In the Lakota language it is known as zuze'ca tapejuta.

==Range and habitat==
Slender penstemons are native to central and western Canada, the north-central United States, and the eastern edge of the Rocky Mountains to northern New Mexico. In Canada they reach the south-westernmost part of Ontario and extend westwards to Alberta and the northeast of British Columbia. In the United States isolated occurrences are recorded in Lake County, Indiana and Kane County, Illinois. However, according to the Flora of North America the Indiana population is a human introduction. The single report of the species in Michigan is in Dickinson County, in the Upper Peninsula. To the west it becomes more common, being reported in approximately the western half of Wisconsin, most of Minnesota, and both the Dakotas. It is only in northwest Iowa and is more common in the northern counties of Nebraska. Almost all the occurrences in Montana are in the east with the exception of Sanders County in the far west of the state. Most of the range is in the northeast of Wyoming and the occurrences in Colorado are at lower elevations in the eastern Rocky Mountains. It reaches its southern limits in northern New Mexico where it is found occasionally in the lower mountains in the North East. It can be found at elevations of 300 to 2100 m.

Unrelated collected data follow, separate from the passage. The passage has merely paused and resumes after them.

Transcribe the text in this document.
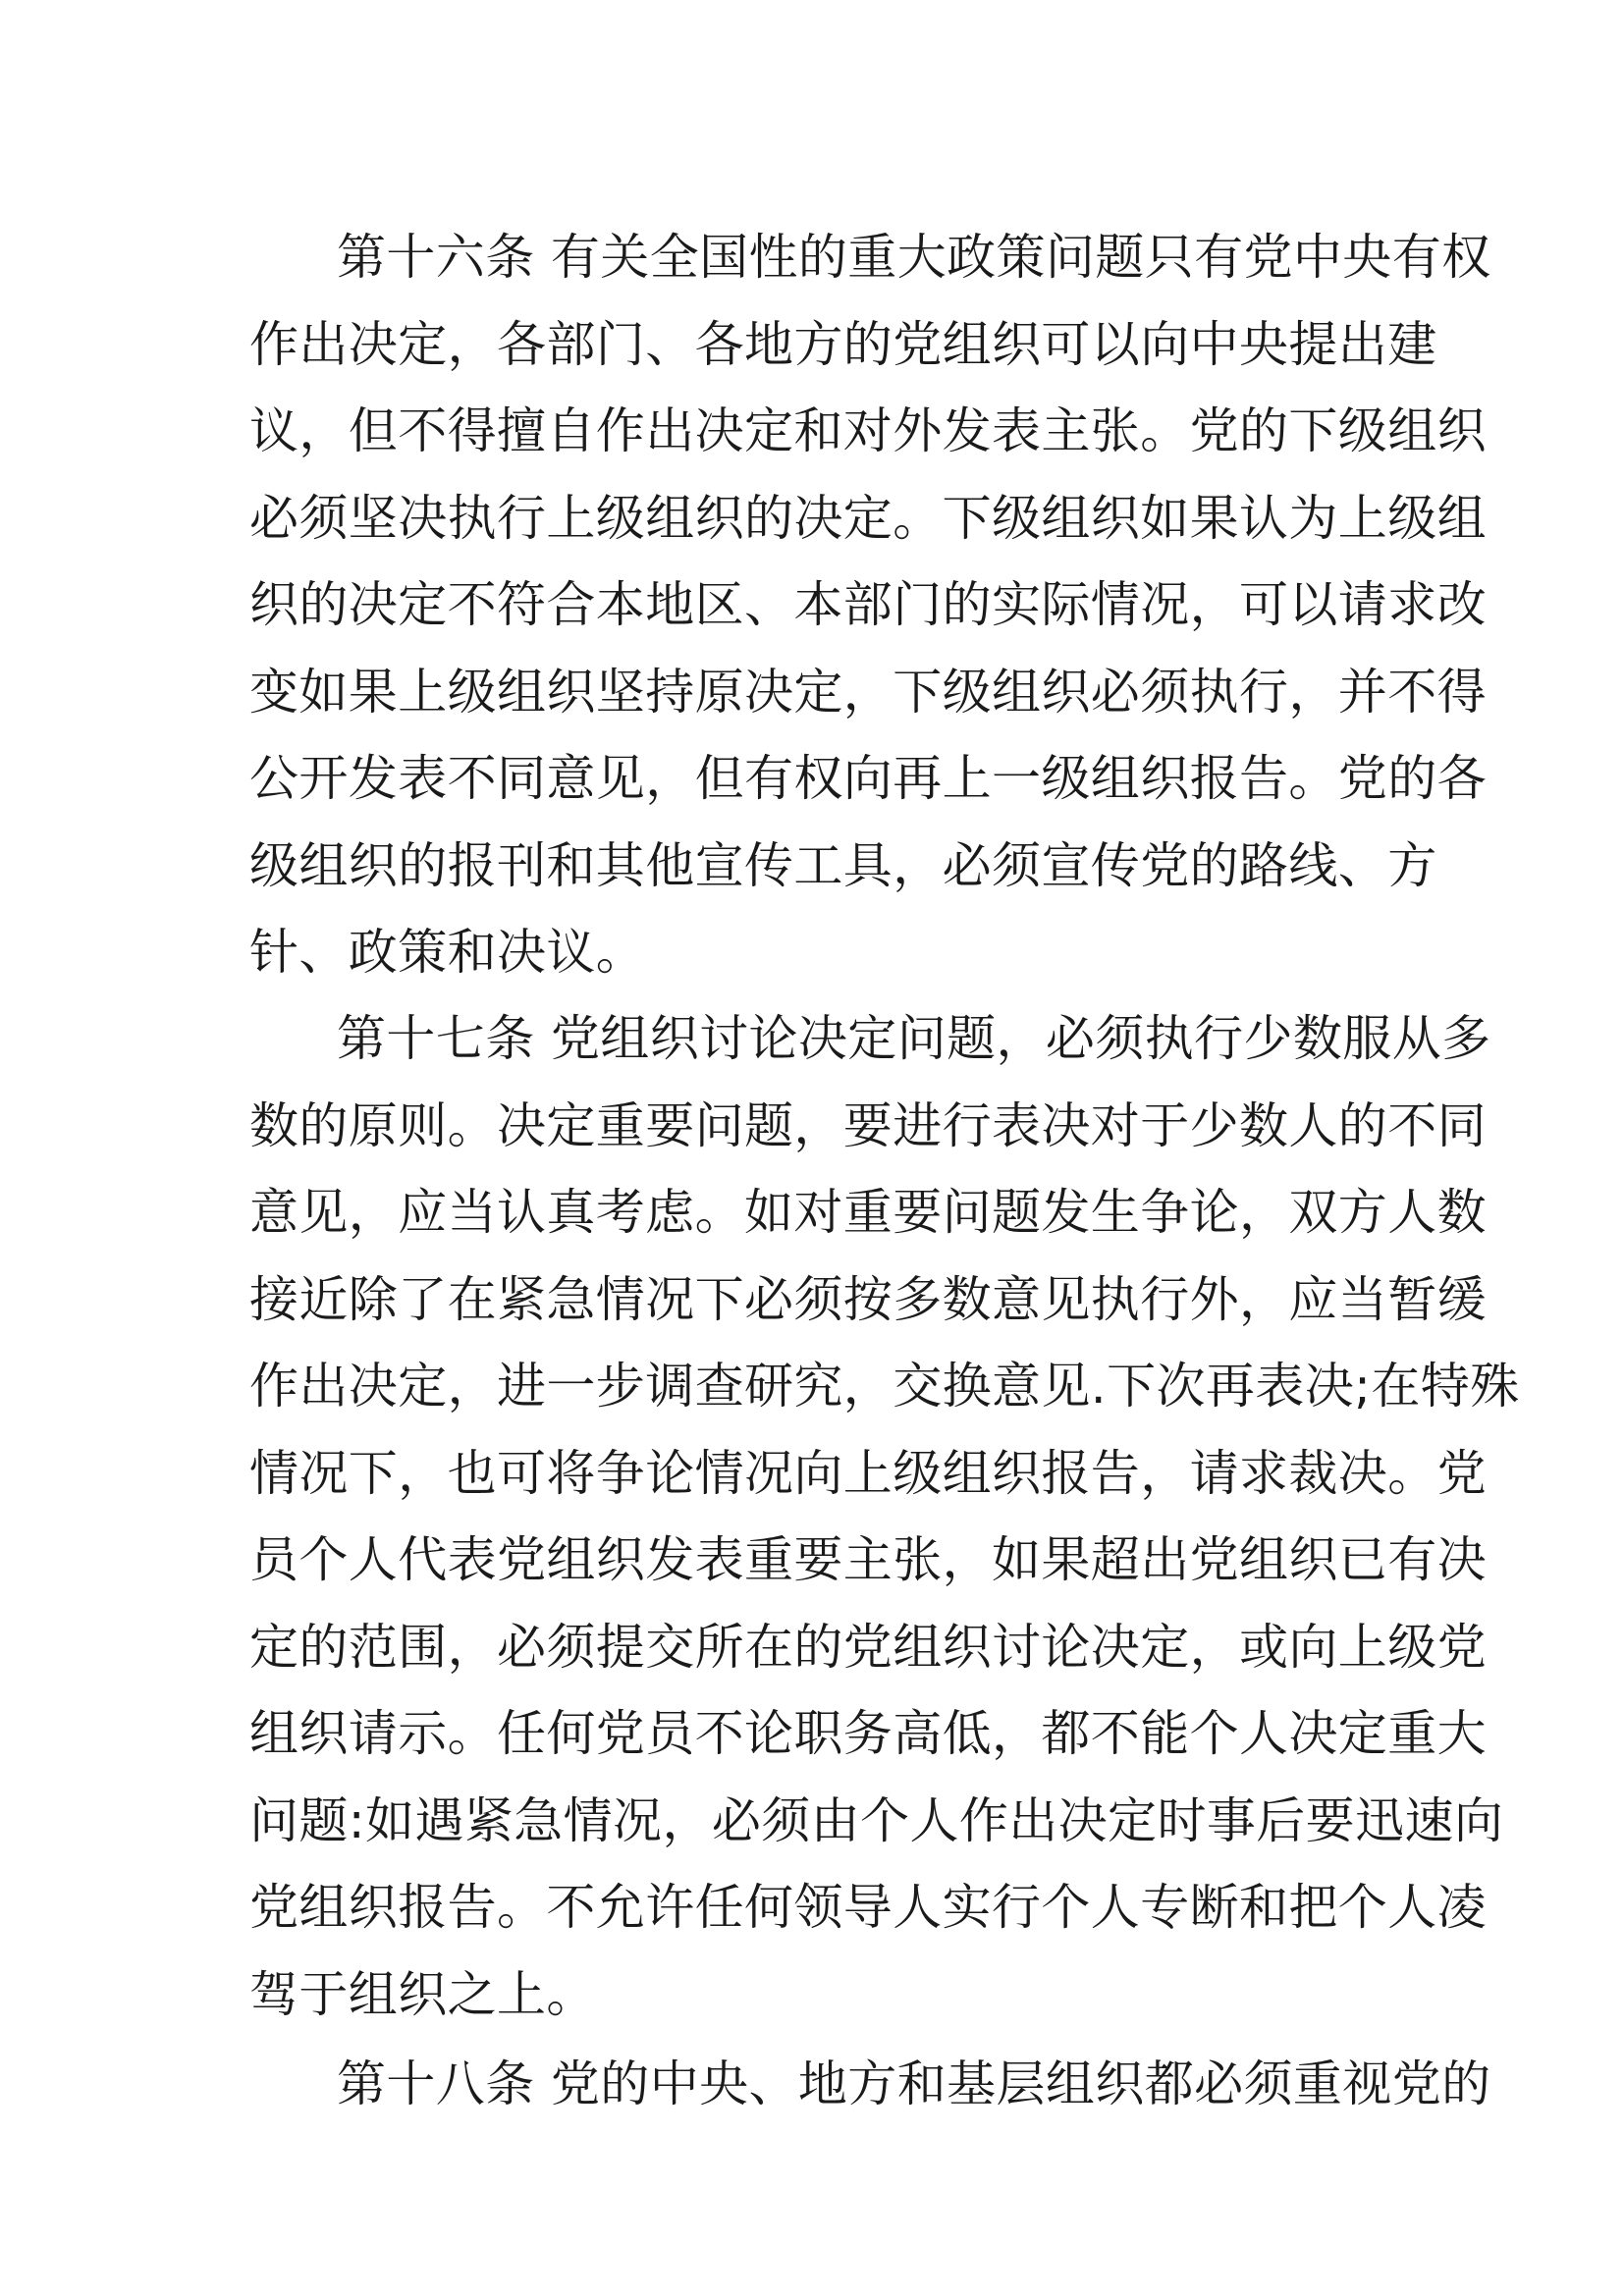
第十六条 有关全国性的重大政策问题只有党中央有权
作出决定，各部门、各地方的党组织可以向中央提出建
议，但不得擅自作出决定和对外发表主张。党的下级组织
必须坚决执行上级组织的决定。下级组织如果认为上级组
织的决定不符合本地区、本部门的实际情况，可以请求改
变如果上级组织坚持原决定，下级组织必须执行，并不得
公开发表不同意见，但有权向再上一级组织报告。党的各
级组织的报刊和其他宣传工具，必须宣传党的路线、方
针、政策和决议。
第十七条 党组织讨论决定问题，必须执行少数服从多
数的原则。决定重要问题，要进行表决对于少数人的不同
意见，应当认真考虑。如对重要问题发生争论，双方人数
接近除了在紧急情况下必须按多数意见执行外，应当暂缓
作出决定，进一步调查研究，交换意见.下次再表决;在特殊
情况下，也可将争论情况向上级组织报告，请求裁决。党
员个人代表党组织发表重要主张，如果超出党组织已有决
定的范围，必须提交所在的党组织讨论决定，或向上级党
组织请示。任何党员不论职务高低，都不能个人决定重大
问题:如遇紧急情况，必须由个人作出决定时事后要迅速向
党组织报告。不允许任何领导人实行个人专断和把个人凌
驾于组织之上。
第十八条 党的中央、地方和基层组织都必须重视党的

It is primary a species of the northern Great Plains and grows in tallgrass, mixed grass, and shortgrass prairies. Slender penstemon also grows in the foothills of the Rocky Mountains and in open woods in Canada. It generally grows in areas with sandy or gravelly soils.

==Ecology==
In a study of changing bloom dates due to climate change lilac penstemon was one of just ten species out of more than 120 studied from northern Great Plains that maintained a consistent flowering date despite warmer temperatures. In fact it bloomed an average of two days earlier in 2007–2010 than its average in 1910–1961.

===Conservation===
Lilac penstemon was evaluated by the conservation organization NatureServe in 2016 and rated as secure at the global level (G5). It was similarly rated as apparently secure (S4) in New Mexico, Ontario, Saskatchewan, and Alberta. However it was found to be vulnerable (S3) in Wyoming, British Columbia, and Manitoba and critically imperiled (S1) in Iowa and Michigan. They have not rated the rest of the states and provinces in its range.

==Cultivation==
Within its native range it is grown as a xeriscape plant in gardens and is winter hardy in USDA Zones 3 to 6.